Musk: Apple’s Deal With OpenAI Harms Innovation

Musk: Apple’s Deal With OpenAI Harms Innovation
  • calendar_today August 29, 2025
  • Technology

In a lawsuit filed on Monday, Musk accused Apple and OpenAI of anticompetitive collusion designed to cement their respective monopolies in a rapidly growing artificial intelligence (AI) chatbot market.

The lawsuit, filed on behalf of Musk’s companies X (Twitter) and xAI, follows a similar public complaint filed with the Federal Trade Commission last month, alleging the “secretive deal” is designed to make ChatGPT “more powerful at the expense of rival chatbots and to the detriment of Apple’s own customers.” It also comes weeks after Musk first attacked Apple for ranking OpenAI’s ChatGPT as the top “Have” app in the App Store, while his own chatbot Grok languishes out of sight.

But the filing goes well beyond App Store rankings, alleging Apple and OpenAI have forged an “exclusive and collusive agreement” that gives ChatGPT unprecedented access to iPhone features while excluding all rivals from Apple’s vast user base. “The Deal not only provides OpenAI and ChatGPT with an unfair head start over competitors, but it also effectively forecloses competitors from even beginning to compete with ChatGPT on Apple devices,” the suit states.

Musk’s legal complaint, which demands billions of dollars in damages and an injunction against the OpenAI-Apple deal, could ultimately determine the future of what Musk has called an “everything app,” a super platform that uses AI chatbots and other tools to do it all. If Musk can’t use Twitter to compete with the world’s most dominant smartphone, he argues that Apple and OpenAI’s deal is a “death knell” for X and its AI development.

In the lawsuit, X argues Apple’s integration of ChatGPT as the default chatbot on iOS effectively monopolizes the chatbot market by providing OpenAI with “billions of user prompts and other data points that it can use to further improve its AI chatbot model.” This data is, as X lawyer Matt Olsen put it at a press conference Monday, “the lifeblood of AI development.”

Apple’s share of the chatbot market, according to the complaint, has allowed OpenAI to “corner at least 80 percent of the market.” With ChatGPT baked directly into iOS, that figure, X argues, will only grow. “In one fell swoop, the Deal gives ChatGPT an immediate and enduring market share far beyond that of any rival chatbot and dramatically increases ChatGPT’s market share over time,” the complaint states.

In addition to copying Apple, Musk has also alleged a pattern of anticompetitive behavior by Apple, including repeated rejections of xAI’s requests for iOS integrations for Grok, including at the launch of the new “Imagine” feature in April, and allegedly even direct intervention to keep Grok from being featured in the App Store. The lawsuit similarly reiterates accusations that Apple manipulated App Store rankings and delayed Grok’s updates in a targeted campaign to “squelch competition.”

Grok’s fate isn’t the only thing at stake. At least 1.5 billion Siri requests were sent each day in 2024, a larger potential prompt volume than the sum of all other generative AI chatbots combined, according to the lawsuit. If OpenAI is the exclusive beneficiary, its market share of all chatbot interactions could total up to 55 percent.

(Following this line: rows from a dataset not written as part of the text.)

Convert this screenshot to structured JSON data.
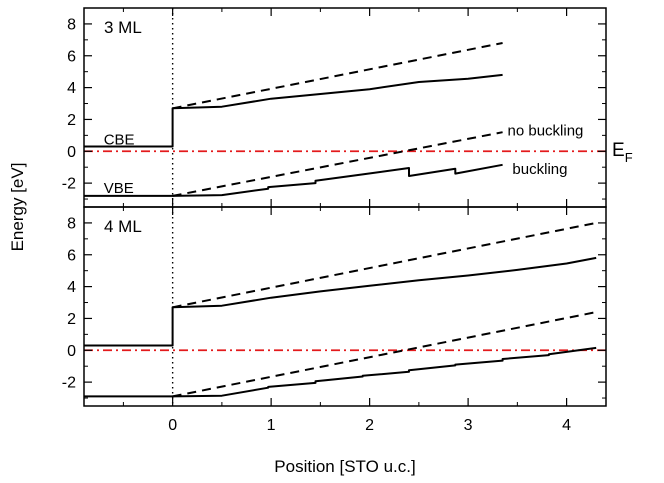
{
  "colors": {
    "fermi_line": "#e31a1c",
    "curve": "#000000"
  },
  "chart_data": {
    "type": "line",
    "xlabel": "Position [STO u.c.]",
    "ylabel": "Energy [eV]",
    "xlim": [
      -0.9,
      4.4
    ],
    "xticks": [
      0,
      1,
      2,
      3,
      4
    ],
    "fermi_label": "E",
    "fermi_sub": "F",
    "panels": [
      {
        "label": "3 ML",
        "ylim": [
          -3.5,
          9
        ],
        "yticks": [
          -2,
          0,
          2,
          4,
          6,
          8
        ],
        "fermi_level": 0,
        "annotations": [
          {
            "text": "CBE",
            "x": -0.7,
            "y": 0.75
          },
          {
            "text": "VBE",
            "x": -0.7,
            "y": -2.3
          },
          {
            "text": "no buckling",
            "x": 3.4,
            "y": 1.3
          },
          {
            "text": "buckling",
            "x": 3.45,
            "y": -1.1
          }
        ],
        "series": [
          {
            "style": "solid",
            "x": [
              -0.9,
              0,
              0,
              0.5,
              1,
              1.5,
              2,
              2.5,
              3,
              3.35
            ],
            "y": [
              0.3,
              0.3,
              2.7,
              2.8,
              3.3,
              3.6,
              3.9,
              4.35,
              4.55,
              4.8
            ]
          },
          {
            "style": "dashed",
            "x": [
              0,
              3.35
            ],
            "y": [
              2.7,
              6.8
            ]
          },
          {
            "style": "solid",
            "x": [
              -0.9,
              0,
              0.5,
              0.97,
              0.97,
              1.45,
              1.45,
              1.93,
              2.4,
              2.4,
              2.87,
              2.87,
              3.35
            ],
            "y": [
              -2.8,
              -2.8,
              -2.75,
              -2.35,
              -2.25,
              -2.0,
              -1.85,
              -1.45,
              -1.05,
              -1.55,
              -1.1,
              -1.4,
              -0.85
            ]
          },
          {
            "style": "dashed",
            "x": [
              0,
              3.35
            ],
            "y": [
              -2.8,
              1.2
            ]
          }
        ]
      },
      {
        "label": "4 ML",
        "ylim": [
          -3.5,
          9
        ],
        "yticks": [
          -2,
          0,
          2,
          4,
          6,
          8
        ],
        "fermi_level": 0,
        "annotations": [],
        "series": [
          {
            "style": "solid",
            "x": [
              -0.9,
              0,
              0,
              0.5,
              1,
              1.5,
              2,
              2.5,
              3,
              3.5,
              4,
              4.3
            ],
            "y": [
              0.3,
              0.3,
              2.7,
              2.8,
              3.3,
              3.7,
              4.05,
              4.4,
              4.7,
              5.05,
              5.45,
              5.8
            ]
          },
          {
            "style": "dashed",
            "x": [
              0,
              4.3
            ],
            "y": [
              2.7,
              8.0
            ]
          },
          {
            "style": "solid",
            "x": [
              -0.9,
              0,
              0.5,
              0.97,
              0.97,
              1.45,
              1.45,
              1.93,
              1.93,
              2.4,
              2.4,
              2.87,
              2.87,
              3.35,
              3.35,
              3.82,
              3.82,
              4.3
            ],
            "y": [
              -2.9,
              -2.9,
              -2.85,
              -2.35,
              -2.3,
              -2.05,
              -1.95,
              -1.65,
              -1.6,
              -1.35,
              -1.25,
              -0.95,
              -0.9,
              -0.65,
              -0.55,
              -0.3,
              -0.25,
              0.15
            ]
          },
          {
            "style": "dashed",
            "x": [
              0,
              4.3
            ],
            "y": [
              -2.9,
              2.4
            ]
          }
        ]
      }
    ]
  }
}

From here, the lawsuit paints a grim picture of what that dominant share could mean for the broader AI market and, by extension, Apple’s customers. With Apple’s lock on “entry” to its huge user base, chatbot providers like xAI can’t hope to build competitive services and may be priced out of the market entirely. If Apple continues “pressing its thumb firmly on the scale” on ChatGPT, the lawsuit states, that means “investors will see little reason to invest in competitive chatbots that Apple has consistently and predictably devalued.”

In other words, Apple’s enormous share of the mobile market and its willingness to bend it to one favored app may not just strangle Grok but stifle all rivals, creating a harmful feedback loop in which talent goes to Big Tech companies that dominate entire markets, while a “developer brain drain” robs startups of new ideas and growth potential.

As for what Apple and OpenAI get in return, the deal is as one-sided as it gets. According to the lawsuit, OpenAI gave Apple ChatGPT for free, essentially writing the company’s own check to fund the deal, while Apple admitted the ChatGPT integration was a loss-leader for the next 10 years. The companies’ willingness to do that, X argued in the lawsuit, suggests they value the arrangement less for any short-term revenue it might generate and more as a strategic move to make it impossible for rivals to compete.

“By making the Deal exclusive, Apple sacrificed the profits it would have earned by integrating multiple chatbots and instead reaped a much different sort of benefit: it achieved OpenAI’s agreement to block competitors,” the lawsuit states. “The true motive was Apple and OpenAI’s shared goal of blocking competition.”

Apple and OpenAI did not immediately respond to requests for comment, but OpenAI dismissed the lawsuit to Ars Technica as just the latest in “Musk’s ongoing pattern of harassment against Apple.”